Labor and the Coalition have voted together to defeat a Bill from Senator Lidia Thorpe to enshrine in Australian law the rights established by the UN Declaration on the Rights of Indigenous Peoples.
Senator Thorpe, a Gunnai Gunditjmara and Djab Wurrung woman and independent senator for Victoria, first introduced the Private Members bill in March 2022. After 21 months and two inquiries, the government and opposition voted the Bill down on Wednesday morning.
The senator noted that the United Nations Declaration on the Rights of Indigenous Peoples outlines the minimum standard of First Peoples rights and centres around the right to Self-determination, Free, Prior and Informed Consent and the right to maintain and practice culture, with the goal of defending the survival, dignity and well‐being of Indigenous peoples.
Senator Thorpe's Bill would require the federal government to take measures to ensure consistency between Commonwealth law and the Declaration, and prepare and implement an action plan to achieve the objectives of the Declaration. The Bill would also, if made law, have obliged the Prime Minister to present annual reports to Parliament on the progress of those actions.
Senator Thorpe, who represents the Blak Sovereign Movement, noted that the "Albanese government claimed they cared about First Peoples rights and justice when they went ahead with the Voice referendum".
"Yet after the failed referendum, they can't even bring themselves to support the minimum standards of our rights being adhered to in this country," she said.
"Implementing UNDRIP in this country is the obvious next step to pursuing First Peoples justice in this country. Yet a powerless advisory body is as much as the government is prepared to give us.
"Today our people have yet again been let down by a colonial government, even when we're putting the solutions right in front of them. Once again our value as people and as First Peoples of these lands is being diminished."
Senator Thorpe said that by opposing the Bill, the government has shown "it doesn't care about First Peoples".
"The same was demonstrated through them voting against First Nations consultation in the National Repair Market Bill last night," she said.
"The government reluctantly signed onto the UNDRIP in 2009, yet 14 years later it still cannot bring itself to comply with its international obligations."
Carumba Institute at Queensland University of Technology executive director, Munanjahli and Yugambeh woman Professor Chelsea Watego, said: "When we speak of Indigenous rights, we are speaking about Indigenous lives.
"It is a call for a rethink of Indigenous affairs, away from the needs-based approach which operates as a self-fulfilling prophecy, keeping us trapped on the mouse wheel of misery – it is what keeps our kids in out of home care, kicks our kids out of schools, places our people in prisons, and leaves us grieving at gravesites for lives lost well before their time," she said.
"Enshrining UNDRIP into Australian law would've been a way of getting us off this miserable road to nowhere and realise real progress for our people.

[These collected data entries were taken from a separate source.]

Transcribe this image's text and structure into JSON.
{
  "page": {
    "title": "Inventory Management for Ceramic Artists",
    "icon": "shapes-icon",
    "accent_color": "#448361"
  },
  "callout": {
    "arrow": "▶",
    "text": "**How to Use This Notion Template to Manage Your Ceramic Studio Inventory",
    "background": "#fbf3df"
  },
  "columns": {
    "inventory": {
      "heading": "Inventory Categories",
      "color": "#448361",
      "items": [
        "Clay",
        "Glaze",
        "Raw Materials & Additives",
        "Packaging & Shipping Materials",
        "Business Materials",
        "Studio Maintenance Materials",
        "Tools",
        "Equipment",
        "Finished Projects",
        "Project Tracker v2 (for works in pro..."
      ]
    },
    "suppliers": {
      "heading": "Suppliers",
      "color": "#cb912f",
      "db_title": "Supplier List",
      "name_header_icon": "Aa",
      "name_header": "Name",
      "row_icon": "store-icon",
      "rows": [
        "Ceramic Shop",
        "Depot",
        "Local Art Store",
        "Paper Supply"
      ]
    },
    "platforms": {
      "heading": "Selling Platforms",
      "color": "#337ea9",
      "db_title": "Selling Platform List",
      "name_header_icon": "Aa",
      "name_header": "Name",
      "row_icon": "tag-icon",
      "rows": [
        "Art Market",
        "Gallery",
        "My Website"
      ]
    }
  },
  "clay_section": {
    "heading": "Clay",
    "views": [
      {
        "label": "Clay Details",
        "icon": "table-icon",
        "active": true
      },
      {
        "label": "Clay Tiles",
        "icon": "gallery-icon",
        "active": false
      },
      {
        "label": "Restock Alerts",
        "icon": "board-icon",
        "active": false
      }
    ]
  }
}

"The continued denial of our rights by those who have the most to gain reflects a steadfast commitment to the continuing violence of settler colonialism and absolute indifference to Indigenous lives and lands."
Gunaikurnai and Wotjobaluk writer Benjamin Abbatangello said that if the Albanese government had "a modicum of decency" it would have "enthusiastically supported Senator Thorpe's bill - which is not only a bare minimum and uncontroversial piece of legislation that other comparable nations have already enshrined; but a logical next step in the wake of a failed referendum".
"Over the last eighteen months, Labor ministers have written countless columns and used innumerable domestic and international press conferences, question times, senate estimates, television and radio interviews, sports and cultural events to prosecute the urgent need to address Indigenous marginalisation," he said.
"Senator Thorpe's bill provides the government with an actionable and familiar framework that would not only radically improve our lives, but address the very marginalisation that they said can no longer be ignored. After spending almost two decades delaying the implementation of UNDRIP, which has culminated in the rejection of this bill, the government should be removed as a signatory."
Minister Jason Clare, Acting Minister for Indigenous Australians noted that in 2009 it was a Labor government that formally agreed to uphold the principles of UNDRIP.
"Since then, UNDRIP principles have underpinned our approach to First Nations policies and programs," he told National Indigenous Times.
"Just last week Senator Pat Dodson handed down a report on UNDRIP that was carefully drafted over more than six months. The report did not recommend the approach adopted in the proposed Bill. We're now in the process of carefully considering the report."